The quad is still a checkerboard of old bricks and manicured grass. Everything on the outside is perfect, beautiful even. None of the cracks show.
The lush grass is framed by Gothic buildings, everything pretending to be centuries older than it actually is. The air smells damp, like moss and rain. Like youth. Like everything that was once mine.
I pass a group of undergrads lounging on the steps of The Beacon Pavilion, their faces sunlit and easy, and for just amoment, I feel the weight of time hit me square in the chest. I used to be those kids. Used to believe this was all there was—this place, these people. Used to believe everything would be good. Beautiful. Fair.
The pavilion used to mean so much to me. Years ago, I sat just feet away from where I stand now, listening to the greatest visionaries of my youth speak. I cried during speeches about the promise of tomorrow, cheered when they reminded us that our futures were bright and we could change the world.
Back then, I really believed it.
Now, I’m thirty-seven, and none of my dreams have come true.
In this place, time swells. Dilates. Everything here feels eternal. Like it will always be this good, we will always feel this powerful.
I know better.
I pass the Catalyst Hub—Havenport’s name for the student center—and the Bonnie Yates Memorial Library on my way without paying either much attention.
Someday Ralston will have a place here named for her, too.
The thought hits me at once, taking my breath away. The painful truth of it. It’s inevitable. Of course she will. Probably sooner than later.
The path curves past the central green, and that’s when I see it.
The banner.
It stretches across the breezeway at the head of the Equity Walk, a deep purple for the school’s color, with bold white letters:
Ralston Week:
Honoring a Legacy of Truth and Inspiration
Below it, students in matching plum-colored T-shirts are handing out glossy programs and tote bags with her face printed on them.
Althea Ralston.
Her eyes seem to find me even while inanimate. She’s still beautiful, even in that brightly colored, artistic portrait—reminiscent of an Andy Warhol painting—one hand raised mid-lecture like she’s throwing glitter into the crowd, dusting them with her sparkling light.

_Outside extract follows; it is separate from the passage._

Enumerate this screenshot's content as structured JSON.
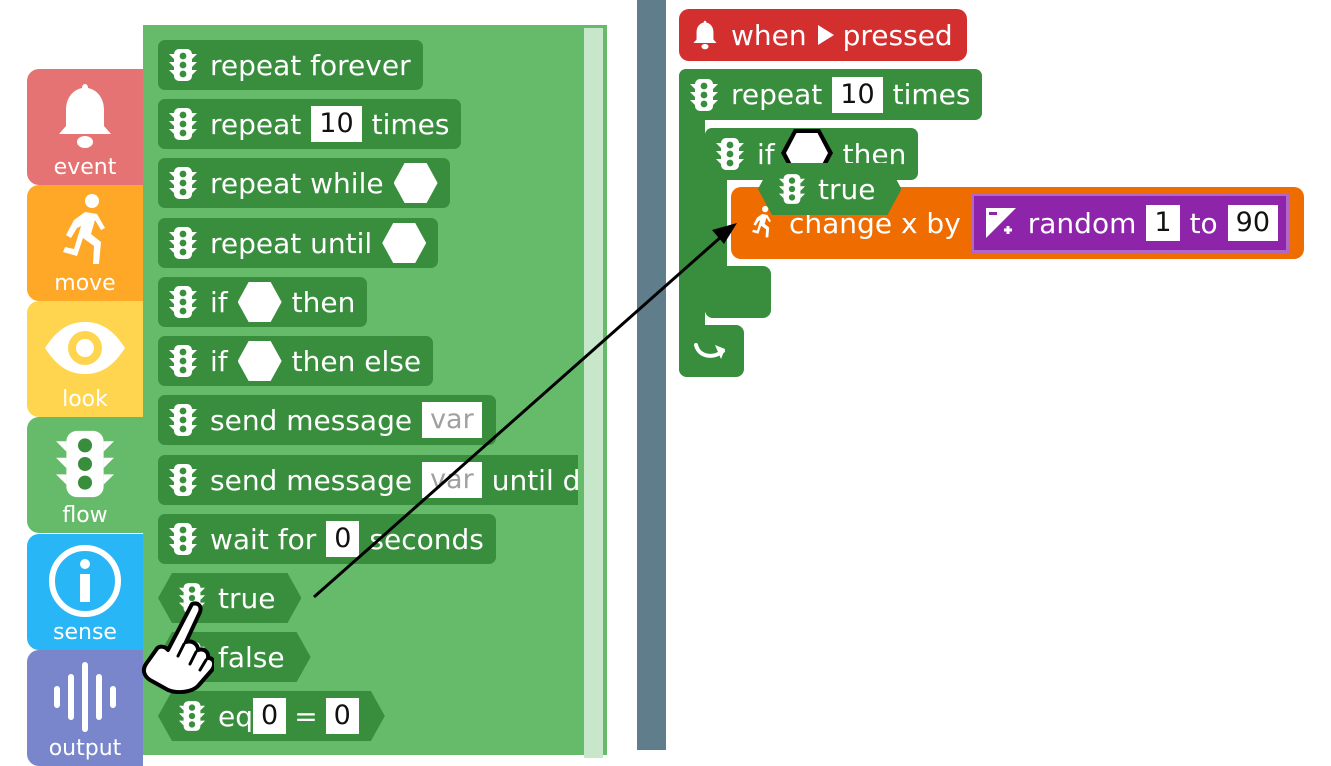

Two women walk past me, talking under their breath, and I get a closer look at the tote bags. Close enough to see that the quote under her portrait reads, “They tried to erase us, but we won’t let them.”
I stop walking, my palms slick with sweat.
There are students taking selfies in front of the banner. A few wear enamel pins shaped like tiny compasses—Ralston’s signature symbol.
Always pointing toward the truth.
The irony of it all makes my stomach clench. She built her entire career on the idea of navigating truth, on building tables for women who had never been offered a seat at one. On giving a voice to the voiceless.
But I know what’s buried under that polished image. She lies. Cheats. Steals.
She destroys people.
She destroyed me. And got celebrated for it.
And now, here I am to witness the crowning of a fraud.
I shouldn’t be here. I stop, contemplating turning back. I don’t know why I agreed to come anyway. I should’ve left that email in my trash folder where it belonged. I should’ve just said no. Or said nothing at all.
She’d never have been bothered by my absence.